The Supreme Court’s construction has far-reaching ramifications for all California employees in the various industries covered by the 16 Wage Orders that guarantee suitable seating. Because it makes no difference what tasks an employee performs away from the workstation, employers can no longer defeat class certification by contending that each employee’s “other” duties differ day by day. And, by limiting the seating inquiry to objective considerations, the Court has stripped employers of the defense that they prefer that their employees stand, when the tasks at issue could physically be performed while seated.


For the dozen or so seating cases currently pending in state and federal courts, the Supreme Court’s decision dramatically increases the likelihood of class-wide resolution. For California workplaces more generally, the decision makes it far more likely that employers – particularly retail employers -- will begin to provide suitable seating to their employees, given the relatively inexpensive cost of providing seats at existing workstations compared to the high cost of litigation, the steep PAGA penalties, and the fee-shifting obligations to plaintiffs’ counsel.

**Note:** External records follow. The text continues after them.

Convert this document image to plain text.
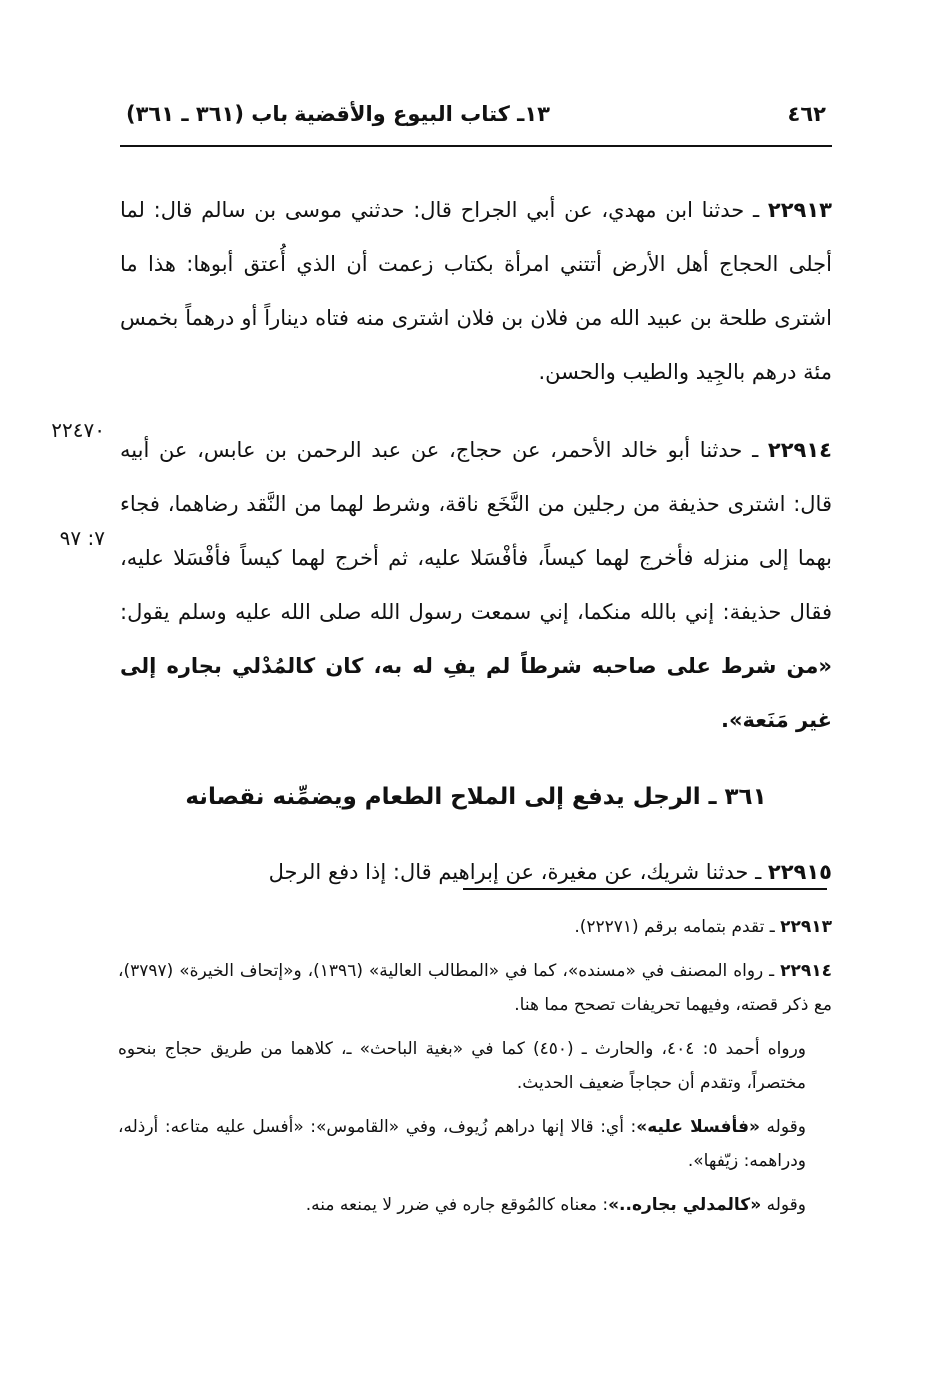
٤٦٢
١٣ـ كتاب البيوع والأقضية
باب (٣٦١ ـ ٣٦١)
٢٢٤٧٠
٧: ٩٧

٢٢٩١٣ ـ حدثنا ابن مهدي، عن أبي الجراح قال: حدثني موسى بن سالم قال: لما أجلى الحجاج أهل الأرض أتتني امرأة بكتاب زعمت أن الذي أُعتق أبوها: هذا ما اشترى طلحة بن عبيد الله من فلان بن فلان اشترى منه فتاه ديناراً أو درهماً بخمس مئة درهم بالجِيد والطيب والحسن.

٢٢٩١٤ ـ حدثنا أبو خالد الأحمر، عن حجاج، عن عبد الرحمن بن عابس، عن أبيه قال: اشترى حذيفة من رجلين من النَّخَع ناقة، وشرط لهما من النَّقد رضاهما، فجاء بهما إلى منزله فأخرج لهما كيساً، فأفْسَلا عليه، ثم أخرج لهما كيساً فأفْسَلا عليه، فقال حذيفة: إني بالله منكما، إني سمعت رسول الله صلى الله عليه وسلم يقول: «من شرط على صاحبه شرطاً لم يفِ له به، كان كالمُدْلي بجاره إلى غير مَنَعة».

٣٦١ ـ الرجل يدفع إلى الملاح الطعام ويضمِّنه نقصانه

٢٢٩١٥ ـ حدثنا شريك، عن مغيرة، عن إبراهيم قال: إذا دفع الرجل

٢٢٩١٣ ـ تقدم بتمامه برقم (٢٢٢٧١).

٢٢٩١٤ ـ رواه المصنف في «مسنده»، كما في «المطالب العالية» (١٣٩٦)، و«إتحاف الخيرة» (٣٧٩٧)، مع ذكر قصته، وفيهما تحريفات تصحح مما هنا.

ورواه أحمد ٥: ٤٠٤، والحارث ـ (٤٥٠) كما في «بغية الباحث» ـ، كلاهما من طريق حجاج بنحوه مختصراً، وتقدم أن حجاجاً ضعيف الحديث.

وقوله «فأفسلا عليه»: أي: قالا إنها دراهم زُيوف، وفي «القاموس»: «أفسل عليه متاعه: أرذله، ودراهمه: زيّفها».

وقوله «كالمدلي بجاره..»: معناه كالمُوقع جاره في ضرر لا يمنعه منه.
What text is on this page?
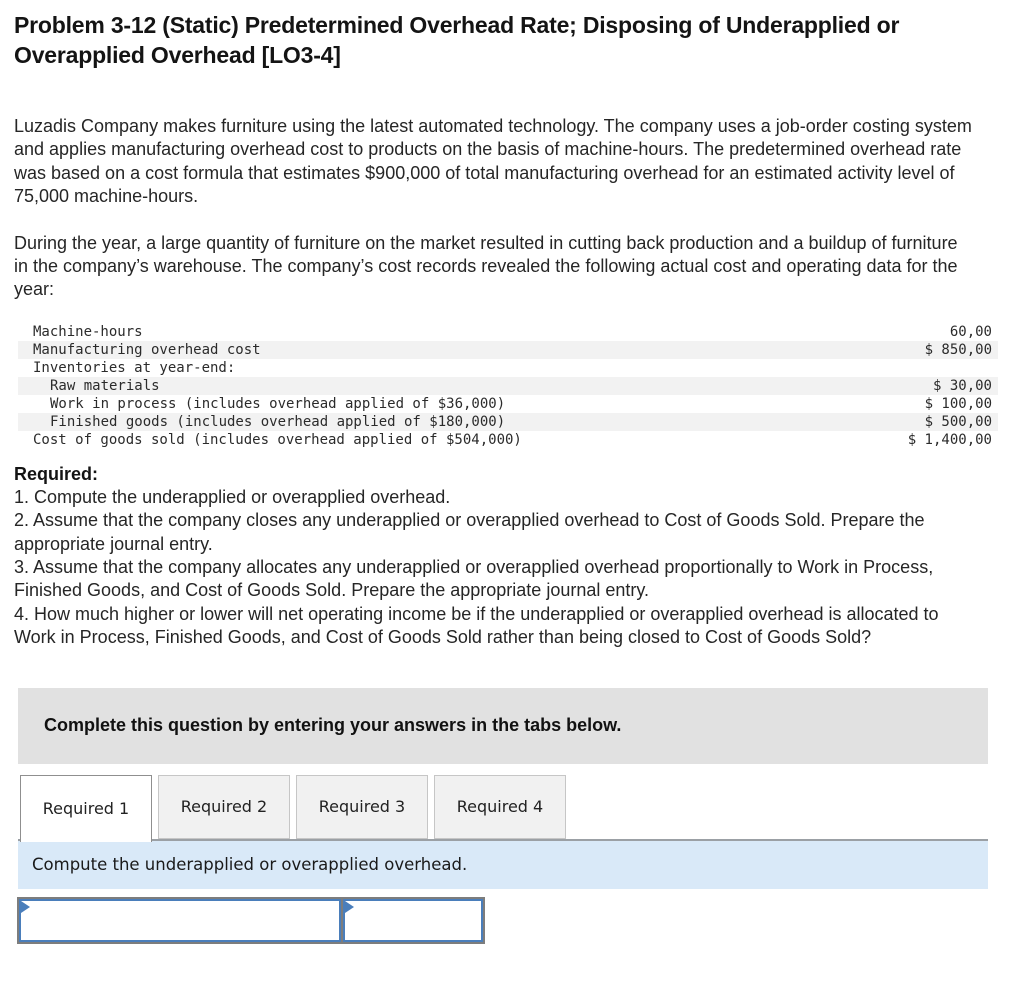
Problem 3-12 (Static) Predetermined Overhead Rate; Disposing of Underapplied or Overapplied Overhead [LO3-4]

Luzadis Company makes furniture using the latest automated technology. The company uses a job-order costing system and applies manufacturing overhead cost to products on the basis of machine-hours. The predetermined overhead rate was based on a cost formula that estimates $900,000 of total manufacturing overhead for an estimated activity level of 75,000 machine-hours.

During the year, a large quantity of furniture on the market resulted in cutting back production and a buildup of furniture in the company’s warehouse. The company’s cost records revealed the following actual cost and operating data for the year:

Machine-hours	60,00
Manufacturing overhead cost	$ 850,00
Inventories at year-end:
Raw materials	$ 30,00
Work in process (includes overhead applied of $36,000)	$ 100,00
Finished goods (includes overhead applied of $180,000)	$ 500,00
Cost of goods sold (includes overhead applied of $504,000)	$ 1,400,00
Required:

1. Compute the underapplied or overapplied overhead.

2. Assume that the company closes any underapplied or overapplied overhead to Cost of Goods Sold. Prepare the appropriate journal entry.

3. Assume that the company allocates any underapplied or overapplied overhead proportionally to Work in Process, Finished Goods, and Cost of Goods Sold. Prepare the appropriate journal entry.

4. How much higher or lower will net operating income be if the underapplied or overapplied overhead is allocated to Work in Process, Finished Goods, and Cost of Goods Sold rather than being closed to Cost of Goods Sold?

Complete this question by entering your answers in the tabs below.
Required 1	Required 2	Required 3	Required 4
Compute the underapplied or overapplied overhead.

The Court’s ruling also provides further evidence that PAGA works. As pointed out by the U.S. and California Chambers of Commerce in their amicus brief in support of CVS and Chase, from 1911 until 2004 there was almost no Division of Labor Standards Enforcement (DLSE) enforcement of California’s seating provisions. After PAGA’s enactment in 2003, several dozen seating cases were filed. If not for the private right of action created by PAGA, these cases could not have been brought, the employers’ violations would never have been remedied (as they likely will be as a result of the Court’s ruling), and employers would have had no economic incentive to begin complying with California’s long-overlooked suitable seating law.


The case is Kilby v. CVS Pharmacy, Inc., S215614. The workers are represented by Michael Rubin and Connie K. Chan of Altshuler Berzon LLP, James F. Clapp of Clapp Legal APC, Matthew Righetti of Righetti Glugoski PC, and Kevin J. McInerney.